Commentaire • 0
Sur la décision
| Référence : | TJ Vesoul, jcp, 20 nov. 2025, n° 25/00033 |
|---|---|
| Numéro(s) : | 25/00033 |
| Importance : | Inédit |
| Dispositif : | Fait droit à une partie des demandes du ou des demandeurs sans accorder de délais d'exécution au défendeur |
| Date de dernière mise à jour : | 5 mars 2026 |
| Lire la décision sur le site de la juridiction |
Sur les parties
| Parties : | S, CPAM DE LA HAUTE - [ Localité 2 ] c/ T, [ |
|---|
Texte intégral
TRIBUNAL JUDICIAIRE DE VESOUL
[Adresse 1]
[Adresse 2]
[Localité 1]
☎ : [XXXXXXXX01]
N° RG 25/00033 – N° Portalis DB2K-W-B7J-DHAH
Minute n°
Copie certifiée conforme délivrée
en LRAR
le :
à :
— Mme [W] épouse [S]
— M. [S]
— L’ensemble des créanciers
Copie certifiée conforme délivrée
en LS
le :
à :
— La commission de surendettement des particuliers de la Haute-[Localité 2]
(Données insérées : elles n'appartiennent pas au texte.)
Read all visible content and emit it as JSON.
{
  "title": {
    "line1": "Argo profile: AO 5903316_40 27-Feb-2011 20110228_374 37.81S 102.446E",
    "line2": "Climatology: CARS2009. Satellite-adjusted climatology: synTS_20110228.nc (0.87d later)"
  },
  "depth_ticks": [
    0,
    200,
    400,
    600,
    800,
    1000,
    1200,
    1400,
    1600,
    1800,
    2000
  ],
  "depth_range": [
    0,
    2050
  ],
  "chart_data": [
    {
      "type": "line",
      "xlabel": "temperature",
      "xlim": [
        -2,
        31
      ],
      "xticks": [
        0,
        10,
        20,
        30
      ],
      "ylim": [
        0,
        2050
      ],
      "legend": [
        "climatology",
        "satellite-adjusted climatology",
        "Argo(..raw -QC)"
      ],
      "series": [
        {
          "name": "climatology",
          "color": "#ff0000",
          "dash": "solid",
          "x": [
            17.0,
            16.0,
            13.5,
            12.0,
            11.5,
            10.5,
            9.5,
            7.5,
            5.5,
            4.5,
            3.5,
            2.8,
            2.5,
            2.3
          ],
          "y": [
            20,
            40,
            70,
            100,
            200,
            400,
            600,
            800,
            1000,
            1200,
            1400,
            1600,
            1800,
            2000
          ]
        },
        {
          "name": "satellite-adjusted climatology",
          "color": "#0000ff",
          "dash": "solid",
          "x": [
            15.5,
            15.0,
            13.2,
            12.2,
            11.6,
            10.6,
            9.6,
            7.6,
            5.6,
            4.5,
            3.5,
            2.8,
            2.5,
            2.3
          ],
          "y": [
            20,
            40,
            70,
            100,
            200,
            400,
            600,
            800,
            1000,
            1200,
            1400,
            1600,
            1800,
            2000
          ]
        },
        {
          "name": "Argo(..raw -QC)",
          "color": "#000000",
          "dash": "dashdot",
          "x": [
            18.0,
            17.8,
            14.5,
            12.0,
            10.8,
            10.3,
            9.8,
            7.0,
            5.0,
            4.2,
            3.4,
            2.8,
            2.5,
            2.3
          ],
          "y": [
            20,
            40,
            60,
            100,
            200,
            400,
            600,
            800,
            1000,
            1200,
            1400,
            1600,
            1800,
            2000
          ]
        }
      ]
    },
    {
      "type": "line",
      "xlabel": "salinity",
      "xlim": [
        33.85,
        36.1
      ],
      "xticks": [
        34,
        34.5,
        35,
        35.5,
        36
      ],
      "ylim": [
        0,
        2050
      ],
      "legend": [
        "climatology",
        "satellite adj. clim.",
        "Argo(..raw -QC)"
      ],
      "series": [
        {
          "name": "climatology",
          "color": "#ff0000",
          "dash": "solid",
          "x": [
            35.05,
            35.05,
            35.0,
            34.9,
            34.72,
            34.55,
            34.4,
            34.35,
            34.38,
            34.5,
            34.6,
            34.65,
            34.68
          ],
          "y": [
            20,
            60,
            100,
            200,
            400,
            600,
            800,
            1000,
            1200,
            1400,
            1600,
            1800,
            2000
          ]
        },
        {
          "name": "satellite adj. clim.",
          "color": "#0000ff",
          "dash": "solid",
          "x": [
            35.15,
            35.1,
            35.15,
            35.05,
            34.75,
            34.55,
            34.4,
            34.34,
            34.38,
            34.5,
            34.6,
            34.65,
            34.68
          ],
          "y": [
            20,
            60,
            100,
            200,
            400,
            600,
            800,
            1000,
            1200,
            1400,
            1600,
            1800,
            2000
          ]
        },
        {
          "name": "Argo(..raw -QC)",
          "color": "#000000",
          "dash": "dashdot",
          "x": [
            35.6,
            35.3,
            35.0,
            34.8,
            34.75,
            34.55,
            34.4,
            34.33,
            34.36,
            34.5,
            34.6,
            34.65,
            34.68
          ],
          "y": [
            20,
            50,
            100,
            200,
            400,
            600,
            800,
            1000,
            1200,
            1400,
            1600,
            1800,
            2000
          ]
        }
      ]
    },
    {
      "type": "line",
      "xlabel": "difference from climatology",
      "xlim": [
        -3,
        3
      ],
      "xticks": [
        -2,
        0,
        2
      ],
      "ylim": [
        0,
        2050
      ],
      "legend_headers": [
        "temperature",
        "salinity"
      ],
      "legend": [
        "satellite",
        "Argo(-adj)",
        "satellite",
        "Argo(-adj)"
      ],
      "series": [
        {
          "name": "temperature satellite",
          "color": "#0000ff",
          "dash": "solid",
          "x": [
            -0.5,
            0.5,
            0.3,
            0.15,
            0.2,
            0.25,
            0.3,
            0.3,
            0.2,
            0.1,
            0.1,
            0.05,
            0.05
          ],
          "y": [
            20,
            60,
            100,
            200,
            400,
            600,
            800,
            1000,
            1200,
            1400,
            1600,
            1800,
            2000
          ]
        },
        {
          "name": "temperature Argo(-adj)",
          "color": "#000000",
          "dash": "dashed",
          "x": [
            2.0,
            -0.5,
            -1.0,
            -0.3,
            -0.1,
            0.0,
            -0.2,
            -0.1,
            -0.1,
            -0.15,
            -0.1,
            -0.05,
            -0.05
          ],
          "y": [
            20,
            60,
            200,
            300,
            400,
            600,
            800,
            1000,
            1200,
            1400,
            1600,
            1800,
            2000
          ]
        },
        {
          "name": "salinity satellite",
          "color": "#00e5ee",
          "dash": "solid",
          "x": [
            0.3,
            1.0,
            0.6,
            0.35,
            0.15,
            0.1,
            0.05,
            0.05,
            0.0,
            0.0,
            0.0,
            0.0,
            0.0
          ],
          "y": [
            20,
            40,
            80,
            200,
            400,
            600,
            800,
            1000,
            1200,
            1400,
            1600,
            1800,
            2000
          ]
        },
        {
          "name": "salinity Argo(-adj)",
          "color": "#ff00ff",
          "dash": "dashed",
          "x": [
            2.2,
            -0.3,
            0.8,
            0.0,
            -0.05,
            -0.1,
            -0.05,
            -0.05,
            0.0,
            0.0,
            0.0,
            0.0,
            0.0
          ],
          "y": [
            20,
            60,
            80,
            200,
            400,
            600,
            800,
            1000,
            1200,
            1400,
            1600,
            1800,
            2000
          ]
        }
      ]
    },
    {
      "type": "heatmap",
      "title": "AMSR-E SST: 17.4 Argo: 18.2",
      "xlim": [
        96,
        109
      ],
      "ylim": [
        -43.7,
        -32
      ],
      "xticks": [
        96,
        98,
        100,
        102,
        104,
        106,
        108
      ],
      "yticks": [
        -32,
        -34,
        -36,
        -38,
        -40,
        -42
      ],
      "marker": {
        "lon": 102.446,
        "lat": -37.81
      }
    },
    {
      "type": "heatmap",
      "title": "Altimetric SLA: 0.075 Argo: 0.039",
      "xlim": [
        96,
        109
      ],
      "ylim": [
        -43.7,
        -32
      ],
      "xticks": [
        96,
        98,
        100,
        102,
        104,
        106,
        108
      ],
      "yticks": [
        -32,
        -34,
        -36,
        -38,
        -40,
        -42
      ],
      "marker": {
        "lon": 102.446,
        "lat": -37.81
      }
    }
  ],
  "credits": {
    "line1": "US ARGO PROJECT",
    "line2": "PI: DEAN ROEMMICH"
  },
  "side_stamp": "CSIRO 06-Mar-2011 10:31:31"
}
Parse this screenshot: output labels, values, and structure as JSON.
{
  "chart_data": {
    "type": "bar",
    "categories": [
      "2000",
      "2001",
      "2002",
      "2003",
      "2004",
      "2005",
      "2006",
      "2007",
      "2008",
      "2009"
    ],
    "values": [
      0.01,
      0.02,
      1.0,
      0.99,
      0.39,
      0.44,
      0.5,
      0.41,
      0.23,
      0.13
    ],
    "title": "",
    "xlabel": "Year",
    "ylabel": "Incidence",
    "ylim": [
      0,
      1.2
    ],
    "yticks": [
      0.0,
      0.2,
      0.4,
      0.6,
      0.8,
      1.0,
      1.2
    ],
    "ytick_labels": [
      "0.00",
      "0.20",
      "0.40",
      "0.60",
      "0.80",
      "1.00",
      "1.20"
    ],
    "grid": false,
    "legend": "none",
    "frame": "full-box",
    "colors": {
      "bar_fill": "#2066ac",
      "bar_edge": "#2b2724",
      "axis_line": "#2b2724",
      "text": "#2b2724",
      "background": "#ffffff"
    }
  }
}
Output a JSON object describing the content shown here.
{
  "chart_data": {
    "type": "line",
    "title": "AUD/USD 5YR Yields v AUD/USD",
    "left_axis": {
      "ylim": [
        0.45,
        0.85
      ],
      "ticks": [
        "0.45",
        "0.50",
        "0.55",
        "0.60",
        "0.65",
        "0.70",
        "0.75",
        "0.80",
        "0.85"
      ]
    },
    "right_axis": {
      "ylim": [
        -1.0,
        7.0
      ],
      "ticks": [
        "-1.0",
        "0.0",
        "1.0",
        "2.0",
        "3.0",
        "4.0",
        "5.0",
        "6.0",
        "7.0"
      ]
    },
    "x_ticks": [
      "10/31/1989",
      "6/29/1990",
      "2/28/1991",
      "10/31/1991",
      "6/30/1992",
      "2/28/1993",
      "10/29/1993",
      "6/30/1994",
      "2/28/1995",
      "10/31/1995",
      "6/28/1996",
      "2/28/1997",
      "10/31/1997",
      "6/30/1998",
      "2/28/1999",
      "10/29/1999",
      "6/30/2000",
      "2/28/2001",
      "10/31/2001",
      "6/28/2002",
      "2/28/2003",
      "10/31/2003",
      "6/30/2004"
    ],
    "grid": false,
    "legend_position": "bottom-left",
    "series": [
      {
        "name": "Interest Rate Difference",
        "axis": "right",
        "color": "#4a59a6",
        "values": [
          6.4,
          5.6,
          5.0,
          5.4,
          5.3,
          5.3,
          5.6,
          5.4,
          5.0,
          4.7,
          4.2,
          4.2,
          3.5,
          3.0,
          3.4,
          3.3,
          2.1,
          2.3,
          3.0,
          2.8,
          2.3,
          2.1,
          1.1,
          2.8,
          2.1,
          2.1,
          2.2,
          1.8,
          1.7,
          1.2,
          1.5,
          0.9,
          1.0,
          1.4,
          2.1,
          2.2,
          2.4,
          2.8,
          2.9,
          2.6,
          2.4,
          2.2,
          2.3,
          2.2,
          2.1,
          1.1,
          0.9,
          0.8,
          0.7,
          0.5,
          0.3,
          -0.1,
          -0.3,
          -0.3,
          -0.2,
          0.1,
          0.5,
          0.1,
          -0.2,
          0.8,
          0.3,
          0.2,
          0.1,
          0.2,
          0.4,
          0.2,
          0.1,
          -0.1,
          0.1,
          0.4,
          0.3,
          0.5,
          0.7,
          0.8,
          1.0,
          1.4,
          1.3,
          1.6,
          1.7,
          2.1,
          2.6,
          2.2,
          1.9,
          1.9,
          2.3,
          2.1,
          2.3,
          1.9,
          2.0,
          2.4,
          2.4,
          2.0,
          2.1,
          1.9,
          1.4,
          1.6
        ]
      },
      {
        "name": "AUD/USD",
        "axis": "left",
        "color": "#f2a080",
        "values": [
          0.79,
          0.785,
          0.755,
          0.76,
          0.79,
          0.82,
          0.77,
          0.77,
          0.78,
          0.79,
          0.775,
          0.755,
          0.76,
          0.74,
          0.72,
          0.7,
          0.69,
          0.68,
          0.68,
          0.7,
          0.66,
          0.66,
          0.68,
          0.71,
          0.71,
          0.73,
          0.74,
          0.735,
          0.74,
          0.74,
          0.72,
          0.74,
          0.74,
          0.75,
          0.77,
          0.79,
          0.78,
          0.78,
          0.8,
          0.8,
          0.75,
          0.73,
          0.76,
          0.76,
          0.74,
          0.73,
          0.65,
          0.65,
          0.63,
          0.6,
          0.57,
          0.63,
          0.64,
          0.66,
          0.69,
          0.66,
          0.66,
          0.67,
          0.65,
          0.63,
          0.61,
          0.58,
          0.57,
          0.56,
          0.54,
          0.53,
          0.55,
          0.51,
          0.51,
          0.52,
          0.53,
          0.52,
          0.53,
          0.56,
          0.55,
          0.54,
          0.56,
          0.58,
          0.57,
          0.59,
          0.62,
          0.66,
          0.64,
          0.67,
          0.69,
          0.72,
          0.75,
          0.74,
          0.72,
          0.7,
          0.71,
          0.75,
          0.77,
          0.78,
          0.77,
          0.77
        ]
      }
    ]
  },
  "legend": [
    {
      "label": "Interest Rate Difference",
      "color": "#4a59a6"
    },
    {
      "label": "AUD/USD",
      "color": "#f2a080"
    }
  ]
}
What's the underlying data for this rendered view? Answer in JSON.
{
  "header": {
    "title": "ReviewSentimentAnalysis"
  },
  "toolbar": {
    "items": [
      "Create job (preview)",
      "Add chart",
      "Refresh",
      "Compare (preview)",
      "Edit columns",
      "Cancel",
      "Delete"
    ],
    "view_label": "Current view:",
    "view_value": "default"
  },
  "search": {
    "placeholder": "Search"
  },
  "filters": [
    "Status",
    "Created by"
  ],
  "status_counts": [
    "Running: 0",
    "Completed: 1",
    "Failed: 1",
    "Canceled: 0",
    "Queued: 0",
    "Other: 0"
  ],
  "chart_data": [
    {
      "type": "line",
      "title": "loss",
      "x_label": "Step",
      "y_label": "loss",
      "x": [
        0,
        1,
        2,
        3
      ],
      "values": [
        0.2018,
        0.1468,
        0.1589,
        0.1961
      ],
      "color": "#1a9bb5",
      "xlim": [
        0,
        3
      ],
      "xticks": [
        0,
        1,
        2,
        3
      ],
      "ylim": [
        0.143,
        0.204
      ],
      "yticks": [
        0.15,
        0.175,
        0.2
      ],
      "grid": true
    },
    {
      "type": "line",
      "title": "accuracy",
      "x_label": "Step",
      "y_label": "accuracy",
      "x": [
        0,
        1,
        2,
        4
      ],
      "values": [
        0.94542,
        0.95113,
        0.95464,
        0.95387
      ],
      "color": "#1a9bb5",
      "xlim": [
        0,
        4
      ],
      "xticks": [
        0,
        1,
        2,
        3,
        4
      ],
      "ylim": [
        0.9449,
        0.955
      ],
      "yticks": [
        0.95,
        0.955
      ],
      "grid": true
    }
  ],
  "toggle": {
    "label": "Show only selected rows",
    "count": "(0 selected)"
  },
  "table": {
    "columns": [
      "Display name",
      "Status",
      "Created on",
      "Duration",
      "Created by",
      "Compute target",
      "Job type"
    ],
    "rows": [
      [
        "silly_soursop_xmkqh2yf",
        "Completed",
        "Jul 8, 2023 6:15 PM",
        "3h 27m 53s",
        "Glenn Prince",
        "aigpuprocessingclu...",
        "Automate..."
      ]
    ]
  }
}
JUGEMENT DU 20 NOVEMBRE 2025
STATUANT SUR LA CONTESTATION DES
MESURES IMPOSÉES OU RECOMMANDÉES
Sous la présidence de Elsa REYGNIER, juge des contentieux de la protection du tribunal judiciaire de Vesoul, statuant en matière de surendettement des particuliers, assisté(e) de Sophie PAGE, greffier
Après débats à l’audience publique du 08 septembre 2025 le jugement suivant a été rendu sur la contestation formée par :
CPAM DE LA HAUTE-[Localité 2], prise en la personne de son représentant légal, dont le siège social est sis [Adresse 3]
représentée par Mme [U] [A], responsable du secteur juridique
à l’encontre des mesures élaborées par la commission de surendettement des particuliers de la Haute-[Localité 2], sise [Adresse 4], pour traiter le surendettement de Madame [N] [W] épouse [S], demeurant [Adresse 5]
Monsieur [T] [S], demeurant [Adresse 5]
envers :
Monsieur [T] [S], demeurant [Adresse 5]
non comparant, ni représenté
Madame [N] [W] épouse [S], demeurant [Adresse 5]
non comparante, ni représentée
S.A. [Adresse 6] CONTENTIEUX – SERVICE SURENDETTEMENT, prise en la personne de son représentant légal, dont le siège social est sis [Localité 3]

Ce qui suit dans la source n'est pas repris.